Daniel Harrison was one of the early permanent settlers in northern Williamson County. He was a blacksmith in Corn Hill, a stop on the stage route from Austin to Fort Gates in the 1850s. He also was an early farmer and rancher, growing corn, raising cattle and horses, and contributing to the local economy. Harrison was a soldier in the Texan Revolution, the Republic of Texas militia, and in the Confederacy during the Civil War. His descendants still populate Williamson and Bell counties, farming much of the same land that he first farmed more than 160 years ago.

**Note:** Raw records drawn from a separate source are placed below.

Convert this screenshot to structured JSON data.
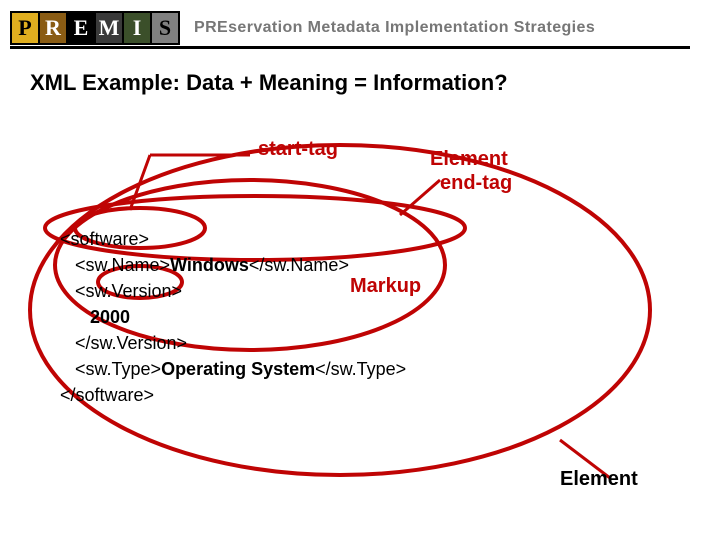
{
  "header": {
    "logo_letters": [
      "P",
      "R",
      "E",
      "M",
      "I",
      "S"
    ],
    "tagline": "PREservation Metadata Implementation Strategies"
  },
  "title": "XML Example: Data + Meaning = Information?",
  "annotations": {
    "start_tag": "start-tag",
    "element_top": "Element",
    "end_tag": "end-tag",
    "markup": "Markup",
    "element_bottom": "Element"
  },
  "xml": {
    "l1": "<software>",
    "l2a": "   <sw.Name>",
    "l2b": "Windows",
    "l2c": "</sw.Name>",
    "l3": "   <sw.Version>",
    "l4": "      2000",
    "l5": "   </sw.Version>",
    "l6a": "   <sw.Type>",
    "l6b": "Operating System",
    "l6c": "</sw.Type>",
    "l7": "</software>"
  }
}
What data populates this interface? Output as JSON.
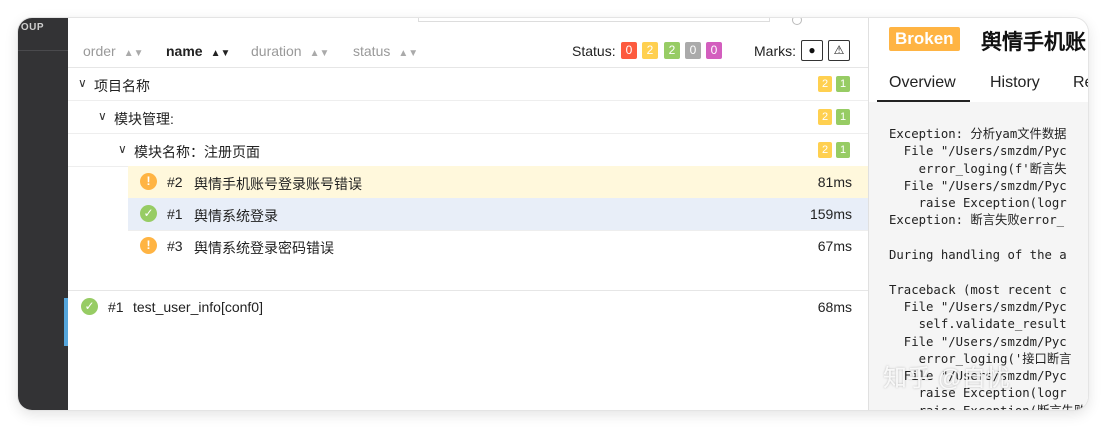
{
  "sidebar": {
    "logo_text": "OUP"
  },
  "toolbar": {
    "sort": [
      {
        "label": "order",
        "active": false
      },
      {
        "label": "name",
        "active": true
      },
      {
        "label": "duration",
        "active": false
      },
      {
        "label": "status",
        "active": false
      }
    ],
    "status_label": "Status:",
    "status_counts": [
      {
        "value": "0",
        "color": "#fd5a3e"
      },
      {
        "value": "2",
        "color": "#ffd050"
      },
      {
        "value": "2",
        "color": "#97cc64"
      },
      {
        "value": "0",
        "color": "#aaaaaa"
      },
      {
        "value": "0",
        "color": "#d35ebe"
      }
    ],
    "marks_label": "Marks:",
    "marks": [
      "bomb-icon",
      "warning-icon"
    ]
  },
  "tree": {
    "groups": [
      {
        "label": "项目名称",
        "counts": [
          "2",
          "1"
        ]
      },
      {
        "label": "模块管理:",
        "counts": [
          "2",
          "1"
        ]
      },
      {
        "label": "模块名称：注册页面",
        "counts": [
          "2",
          "1"
        ]
      }
    ],
    "cases": [
      {
        "num": "#2",
        "name": "舆情手机账号登录账号错误",
        "duration": "81ms",
        "status": "broken"
      },
      {
        "num": "#1",
        "name": "舆情系统登录",
        "duration": "159ms",
        "status": "passed"
      },
      {
        "num": "#3",
        "name": "舆情系统登录密码错误",
        "duration": "67ms",
        "status": "broken"
      }
    ],
    "root_case": {
      "num": "#1",
      "name": "test_user_info[conf0]",
      "duration": "68ms",
      "status": "passed"
    }
  },
  "colors": {
    "broken": "#ffb443",
    "passed": "#97cc64",
    "selected_broken_bg": "#fff8dc",
    "selected_bg": "#e8eef8"
  },
  "detail": {
    "badge": "Broken",
    "title": "舆情手机账",
    "tabs": [
      "Overview",
      "History",
      "Re"
    ],
    "trace": "Exception: 分析yam文件数据\n  File \"/Users/smzdm/Pyc\n    error_loging(f'断言失\n  File \"/Users/smzdm/Pyc\n    raise Exception(logr\nException: 断言失败error_\n\nDuring handling of the a\n\nTraceback (most recent c\n  File \"/Users/smzdm/Pyc\n    self.validate_result\n  File \"/Users/smzdm/Pyc\n    error_loging('接口断言\n  File \"/Users/smzdm/Pyc\n    raise Exception(logr\n    raise Exception(断言失败"
  },
  "watermark": "知乎 @自忧"
}
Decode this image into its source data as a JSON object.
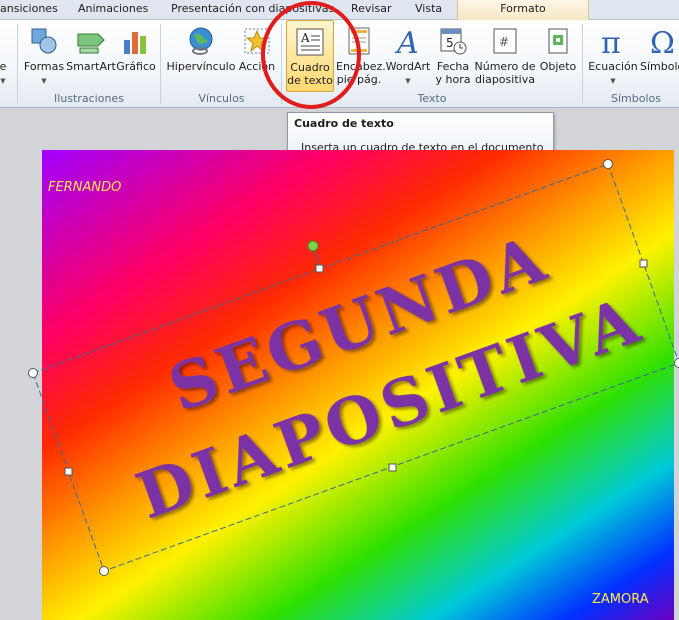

History compiled by Mary Harrison Hodge, Salado, Texas, and Bob Brinkman, Austin, Texas, January 1, 2007

  1. Mary Harrison Hodge, Daniel Harrison: A Williamson County, Texas Pioneer, 1997. Available at the Round Rock Public Library genealogical collection.
  2. Texas State Genealogical Society Supplemental Form for Daniel Harrison; Texas First Families application for Daniel Harrison.
  3. Gifford E. White, The First Settlers of Houston County (Austin 1983)
  4. Clara Scarbrough, Land of Good Water (Georgetown: Williamson County Sun Publishers, 1973), p. 81.
  5. Republic of Texas record: "Quartermaster Department, to D. Harrison for 2 cords of wood for barracks at $7.00 per cord-roll-Houston Division, Dec. 29, 1838, signed Jan. 1, 1839, William G. Cook, M. General." Texas State Library and Archives Commission, Austin.
  6. Texas Indian Papers, pp. 76-77.
  7. "Expulsion of the Cherokees," Texas State Library and Archives Commission Web site accessed at
  8. "Battle of the Neches" and "Cherokee War," New Handbook of Texas (Austin: Texas State Historical Association, 1996).

  9. Texas State Genealogical Society Supplemental Form for Nancy Robbins Harrison.
  10. Texas State Library and Archives Commission, Austin, index to Confederate rolls.
  11. Mary Harrison Hodge, Daniel Harrison: A Williamson County, Texas Pioneer, 1997. Available at the Round Rock Public Library genealogical collection.
  12. Mary Harrison Hodge, Daniel Harrison: A Williamson County, Texas Pioneer, 1997. Available at the Round Rock Public Library genealogical collection.
  13. John Leffler, Historic Williamson County: An Illustrated History (San Antonio: Lammert Publications, 2000), p. 22.